Discount Me In: How I Saw 30 Shows on a Student Budget

My boss at The New York Times suggested two shows I had to see this summer: “The Ferryman” and “My Fair Lady.”

I saw 30.

In 10 weeks as an editing intern, I mainlined more plays, musicals, ballets and cabaret performances than many people see in their entire lives.

In between fine-tuning stories for the White House correspondent Maggie Haberman or the New York Yankees beat writer James Wagner, I spent my nights nestled in Broadway theaters.

I watched an 83-year-old Glenda Jackson unleash the guttural growls of a death metal singer as King Lear. I saw the Hogwarts recruits of “Harry Potter and the Cursed Child” stagger across the stage, wands aloft, as though dragged by a cat skidding across a just-waxed floor.

For 10 weeks, I made a game out of trying to cram in as many shows as possible while putting The Times first. But theatergoing grew more challenging when I started working nights. Fortunately, I had a theater-loving boss, who even rearranged my final week’s schedule so I could see the “Phantom of the Opera” matinee.

And while I couldn’t afford to see the shows featuring every big-name actor in town, I could meet them at the stage door after a performance. I watched Adam Driver, Kylo Ren-like all in black, bring an entire street to a standstill after “Burn This.” I came this close to getting a “Size XL” sticker on the front of Jeff Daniels’s new T-shirt stuck to the front of my Playbill at “To Kill a Mockingbird.” And my middle-school self’s dreams came true when I took a photo with Corbin Bleu after “Kiss Me, Kate.”

But why? I’m not an aspiring actress. I didn’t do high-school theater. I couldn’t have told you who Audra McDonald was four years ago, much less what she was famous for. To be honest, I’d have been hard-pressed to tell you the difference between a play and a musical.

But a two-month study abroad trip to London in 2016 catapulted me into the world of the West End, and I’ve attended more than 150 shows in Indianapolis, and now New York, in the three years since.

What gripped me then, and now, is the storytelling.
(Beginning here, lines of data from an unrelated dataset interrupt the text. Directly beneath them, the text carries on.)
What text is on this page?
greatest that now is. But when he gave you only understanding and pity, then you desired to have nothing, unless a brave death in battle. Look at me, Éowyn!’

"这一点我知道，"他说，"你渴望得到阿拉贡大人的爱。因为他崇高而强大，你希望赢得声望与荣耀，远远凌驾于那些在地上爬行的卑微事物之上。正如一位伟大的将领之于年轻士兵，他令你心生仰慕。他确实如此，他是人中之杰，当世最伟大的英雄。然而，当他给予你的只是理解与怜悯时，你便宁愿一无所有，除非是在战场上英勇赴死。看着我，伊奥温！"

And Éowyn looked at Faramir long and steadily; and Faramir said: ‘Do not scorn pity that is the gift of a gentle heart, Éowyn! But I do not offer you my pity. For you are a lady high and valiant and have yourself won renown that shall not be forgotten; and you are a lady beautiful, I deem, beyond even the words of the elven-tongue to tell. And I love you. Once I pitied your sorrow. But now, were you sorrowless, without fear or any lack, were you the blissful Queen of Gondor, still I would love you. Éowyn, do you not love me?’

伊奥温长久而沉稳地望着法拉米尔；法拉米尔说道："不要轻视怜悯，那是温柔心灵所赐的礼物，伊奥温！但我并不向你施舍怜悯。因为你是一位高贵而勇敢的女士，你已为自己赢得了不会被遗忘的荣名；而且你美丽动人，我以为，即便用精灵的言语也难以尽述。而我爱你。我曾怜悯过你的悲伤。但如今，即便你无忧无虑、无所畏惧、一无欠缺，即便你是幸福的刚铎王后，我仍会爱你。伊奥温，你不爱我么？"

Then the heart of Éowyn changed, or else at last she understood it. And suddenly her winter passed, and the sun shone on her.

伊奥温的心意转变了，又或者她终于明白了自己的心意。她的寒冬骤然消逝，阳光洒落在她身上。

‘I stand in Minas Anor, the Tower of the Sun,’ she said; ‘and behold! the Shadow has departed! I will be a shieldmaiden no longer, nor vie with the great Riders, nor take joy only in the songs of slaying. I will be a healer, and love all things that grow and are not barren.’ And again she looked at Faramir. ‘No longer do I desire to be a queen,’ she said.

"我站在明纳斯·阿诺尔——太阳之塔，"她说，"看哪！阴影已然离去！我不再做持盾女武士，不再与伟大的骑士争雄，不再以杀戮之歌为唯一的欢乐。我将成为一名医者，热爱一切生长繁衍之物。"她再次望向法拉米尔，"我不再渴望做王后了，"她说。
As a journalist, my goal is to write immersively; to leave you so absorbed in a story that you forget you’re reading words on a page.

“We think you’re going to be pretty bored when you return to Indy,” my mom texted me at the end of July.

I’m not so sure.

But that’s not to say I don’t need to come back to New York. Jesse Green, The Times’s other chief theater critic, has invited me to attend a show with him when I return. And I still need to see the Rockettes.

Plus I have a “Hamilton” lottery to win. (I have to win eventually, right? Right?)